Dari semua percobaan klasifikasi menggunakan K-Nearest Neighbors tanpa dan dengan menggunakan oversampling SMOTE didapatkan akurasi dan f1-score tertinggi yaitu pada model K-Nearest Neighbors dengan melakukan oversampling pada keseluruhan data dan data outlier (KNN + IQR-SMOTE) dengan akurasi sebesar 75,78% dan f1-score 68,04%. Lalu performa recall tertinggi didapatkan pada model K-Nearest Neighbors dengan melakukan oversampling pada keseluruhan data (KNN + SMOTE) sebesar 79,48%. Kemudian performa presisi tertinggi didapatkan pada model K-nearest Neighbors tanpa melakukan oversampling sebesar 65,69%.

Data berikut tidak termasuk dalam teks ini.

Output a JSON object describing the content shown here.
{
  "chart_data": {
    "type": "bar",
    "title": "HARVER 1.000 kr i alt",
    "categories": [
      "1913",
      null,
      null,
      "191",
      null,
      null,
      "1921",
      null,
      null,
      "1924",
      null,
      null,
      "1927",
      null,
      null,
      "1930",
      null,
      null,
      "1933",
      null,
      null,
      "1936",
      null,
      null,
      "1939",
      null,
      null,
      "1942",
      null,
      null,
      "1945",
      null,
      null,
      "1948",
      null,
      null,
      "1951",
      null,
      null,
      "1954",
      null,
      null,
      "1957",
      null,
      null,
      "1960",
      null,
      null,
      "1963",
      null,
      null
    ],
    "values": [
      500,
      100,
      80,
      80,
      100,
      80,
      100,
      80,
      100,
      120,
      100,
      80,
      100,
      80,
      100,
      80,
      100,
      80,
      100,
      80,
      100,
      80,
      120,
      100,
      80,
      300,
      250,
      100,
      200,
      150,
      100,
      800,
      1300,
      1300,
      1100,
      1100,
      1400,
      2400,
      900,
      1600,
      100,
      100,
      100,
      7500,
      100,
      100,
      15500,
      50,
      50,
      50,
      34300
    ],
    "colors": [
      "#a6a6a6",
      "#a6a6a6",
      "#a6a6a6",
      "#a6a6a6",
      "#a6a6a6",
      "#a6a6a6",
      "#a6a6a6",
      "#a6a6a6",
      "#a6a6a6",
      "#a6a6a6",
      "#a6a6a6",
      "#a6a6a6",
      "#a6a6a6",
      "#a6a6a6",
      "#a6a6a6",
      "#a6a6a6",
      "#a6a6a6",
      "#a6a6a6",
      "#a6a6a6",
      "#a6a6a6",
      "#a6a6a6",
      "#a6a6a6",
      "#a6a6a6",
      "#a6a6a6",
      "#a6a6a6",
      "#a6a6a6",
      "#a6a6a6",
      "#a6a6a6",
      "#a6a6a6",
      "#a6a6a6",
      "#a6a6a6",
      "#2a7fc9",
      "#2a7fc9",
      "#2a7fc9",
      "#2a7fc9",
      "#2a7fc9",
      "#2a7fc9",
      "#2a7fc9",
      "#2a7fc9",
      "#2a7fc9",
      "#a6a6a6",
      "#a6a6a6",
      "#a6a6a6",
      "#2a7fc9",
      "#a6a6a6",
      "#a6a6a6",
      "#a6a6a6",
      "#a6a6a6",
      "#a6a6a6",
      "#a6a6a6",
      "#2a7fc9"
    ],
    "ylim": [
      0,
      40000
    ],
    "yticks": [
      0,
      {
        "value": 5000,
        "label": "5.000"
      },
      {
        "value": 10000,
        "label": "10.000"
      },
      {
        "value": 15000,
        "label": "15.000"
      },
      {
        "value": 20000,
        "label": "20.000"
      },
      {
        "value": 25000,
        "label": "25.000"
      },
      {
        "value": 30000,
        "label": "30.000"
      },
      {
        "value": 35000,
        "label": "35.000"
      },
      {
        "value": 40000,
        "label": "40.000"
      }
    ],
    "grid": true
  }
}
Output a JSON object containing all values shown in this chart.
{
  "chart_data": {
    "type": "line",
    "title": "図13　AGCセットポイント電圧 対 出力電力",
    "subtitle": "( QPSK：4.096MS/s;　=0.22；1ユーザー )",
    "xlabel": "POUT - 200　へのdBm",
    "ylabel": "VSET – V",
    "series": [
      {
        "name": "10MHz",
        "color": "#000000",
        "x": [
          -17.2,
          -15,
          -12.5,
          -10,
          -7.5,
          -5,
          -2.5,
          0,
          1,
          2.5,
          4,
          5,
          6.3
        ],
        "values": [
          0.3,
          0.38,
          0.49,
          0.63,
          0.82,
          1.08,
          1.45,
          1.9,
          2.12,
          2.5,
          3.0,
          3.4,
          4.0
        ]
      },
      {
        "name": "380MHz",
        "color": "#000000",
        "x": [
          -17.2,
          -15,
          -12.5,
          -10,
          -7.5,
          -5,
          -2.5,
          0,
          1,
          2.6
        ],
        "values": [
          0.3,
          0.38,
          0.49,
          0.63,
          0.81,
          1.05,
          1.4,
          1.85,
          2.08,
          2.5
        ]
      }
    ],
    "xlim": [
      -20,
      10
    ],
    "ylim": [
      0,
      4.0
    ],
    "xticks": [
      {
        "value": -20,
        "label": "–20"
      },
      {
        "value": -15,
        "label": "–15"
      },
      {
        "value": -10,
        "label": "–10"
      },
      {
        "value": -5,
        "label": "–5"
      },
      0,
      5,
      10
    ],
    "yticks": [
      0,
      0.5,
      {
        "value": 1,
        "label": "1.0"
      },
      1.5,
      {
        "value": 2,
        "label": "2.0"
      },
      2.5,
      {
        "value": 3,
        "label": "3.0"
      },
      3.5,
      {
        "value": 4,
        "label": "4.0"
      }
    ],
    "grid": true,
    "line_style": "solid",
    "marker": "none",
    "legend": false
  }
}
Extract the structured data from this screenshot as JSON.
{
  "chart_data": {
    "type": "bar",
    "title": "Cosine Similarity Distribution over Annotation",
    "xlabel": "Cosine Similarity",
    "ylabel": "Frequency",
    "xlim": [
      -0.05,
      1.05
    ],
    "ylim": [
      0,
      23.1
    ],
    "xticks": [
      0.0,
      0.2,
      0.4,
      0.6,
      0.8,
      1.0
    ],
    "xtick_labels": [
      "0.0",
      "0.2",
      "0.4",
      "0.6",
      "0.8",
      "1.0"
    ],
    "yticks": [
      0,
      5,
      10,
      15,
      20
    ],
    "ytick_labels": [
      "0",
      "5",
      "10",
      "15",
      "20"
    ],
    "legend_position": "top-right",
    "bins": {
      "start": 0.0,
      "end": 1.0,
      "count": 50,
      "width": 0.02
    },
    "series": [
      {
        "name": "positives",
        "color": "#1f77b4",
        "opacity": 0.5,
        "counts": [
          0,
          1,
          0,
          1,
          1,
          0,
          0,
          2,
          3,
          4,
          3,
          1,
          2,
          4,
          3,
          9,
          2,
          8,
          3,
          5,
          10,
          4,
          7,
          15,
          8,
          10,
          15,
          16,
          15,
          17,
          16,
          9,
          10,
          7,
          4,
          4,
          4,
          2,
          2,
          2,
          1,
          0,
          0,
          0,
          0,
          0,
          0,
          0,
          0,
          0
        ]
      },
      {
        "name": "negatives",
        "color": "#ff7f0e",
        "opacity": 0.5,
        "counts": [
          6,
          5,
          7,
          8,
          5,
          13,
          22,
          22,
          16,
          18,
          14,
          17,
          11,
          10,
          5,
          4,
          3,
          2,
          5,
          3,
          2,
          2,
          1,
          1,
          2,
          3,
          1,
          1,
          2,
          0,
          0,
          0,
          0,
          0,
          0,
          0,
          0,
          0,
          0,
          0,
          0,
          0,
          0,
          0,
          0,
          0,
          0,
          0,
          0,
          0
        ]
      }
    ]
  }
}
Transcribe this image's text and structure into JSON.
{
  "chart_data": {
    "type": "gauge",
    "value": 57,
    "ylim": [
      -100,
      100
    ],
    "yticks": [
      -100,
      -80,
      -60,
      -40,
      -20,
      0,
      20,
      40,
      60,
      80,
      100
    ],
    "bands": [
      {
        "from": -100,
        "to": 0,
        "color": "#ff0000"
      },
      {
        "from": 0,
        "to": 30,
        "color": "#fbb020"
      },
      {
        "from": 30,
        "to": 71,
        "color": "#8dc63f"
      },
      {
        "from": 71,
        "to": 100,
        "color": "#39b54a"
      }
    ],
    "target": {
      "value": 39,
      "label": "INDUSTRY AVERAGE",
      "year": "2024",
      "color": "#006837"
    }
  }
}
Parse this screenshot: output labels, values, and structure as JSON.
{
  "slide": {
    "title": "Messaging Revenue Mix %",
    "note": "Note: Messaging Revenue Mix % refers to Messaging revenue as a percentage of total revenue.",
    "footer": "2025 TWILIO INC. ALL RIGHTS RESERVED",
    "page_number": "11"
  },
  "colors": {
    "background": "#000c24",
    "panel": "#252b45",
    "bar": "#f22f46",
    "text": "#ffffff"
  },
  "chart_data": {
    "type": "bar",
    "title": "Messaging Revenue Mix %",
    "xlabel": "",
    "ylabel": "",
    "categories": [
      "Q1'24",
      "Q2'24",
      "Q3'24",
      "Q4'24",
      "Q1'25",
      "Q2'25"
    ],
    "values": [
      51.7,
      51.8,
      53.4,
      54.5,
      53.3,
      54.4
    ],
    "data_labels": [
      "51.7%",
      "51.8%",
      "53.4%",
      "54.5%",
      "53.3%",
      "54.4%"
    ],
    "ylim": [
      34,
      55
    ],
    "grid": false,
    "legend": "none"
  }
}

Jika melihat dari performa model untuk mengklasifikasikan kelas positif berupa f1-score didapatkan model terbaik yaitu pada K-Nearest Neighbors dengan melakukan oversampling pada keseluruhan data untuk mengatasi ketidakseimbangan kelas dan oversampling pada data outlier untuk meningkatkan kasus langka pada dataset yang mendapatkan f1-score sebesar 68,04%. Grafik perbandingan performa keseluruhan model dapat dilihat pada Gambar 11.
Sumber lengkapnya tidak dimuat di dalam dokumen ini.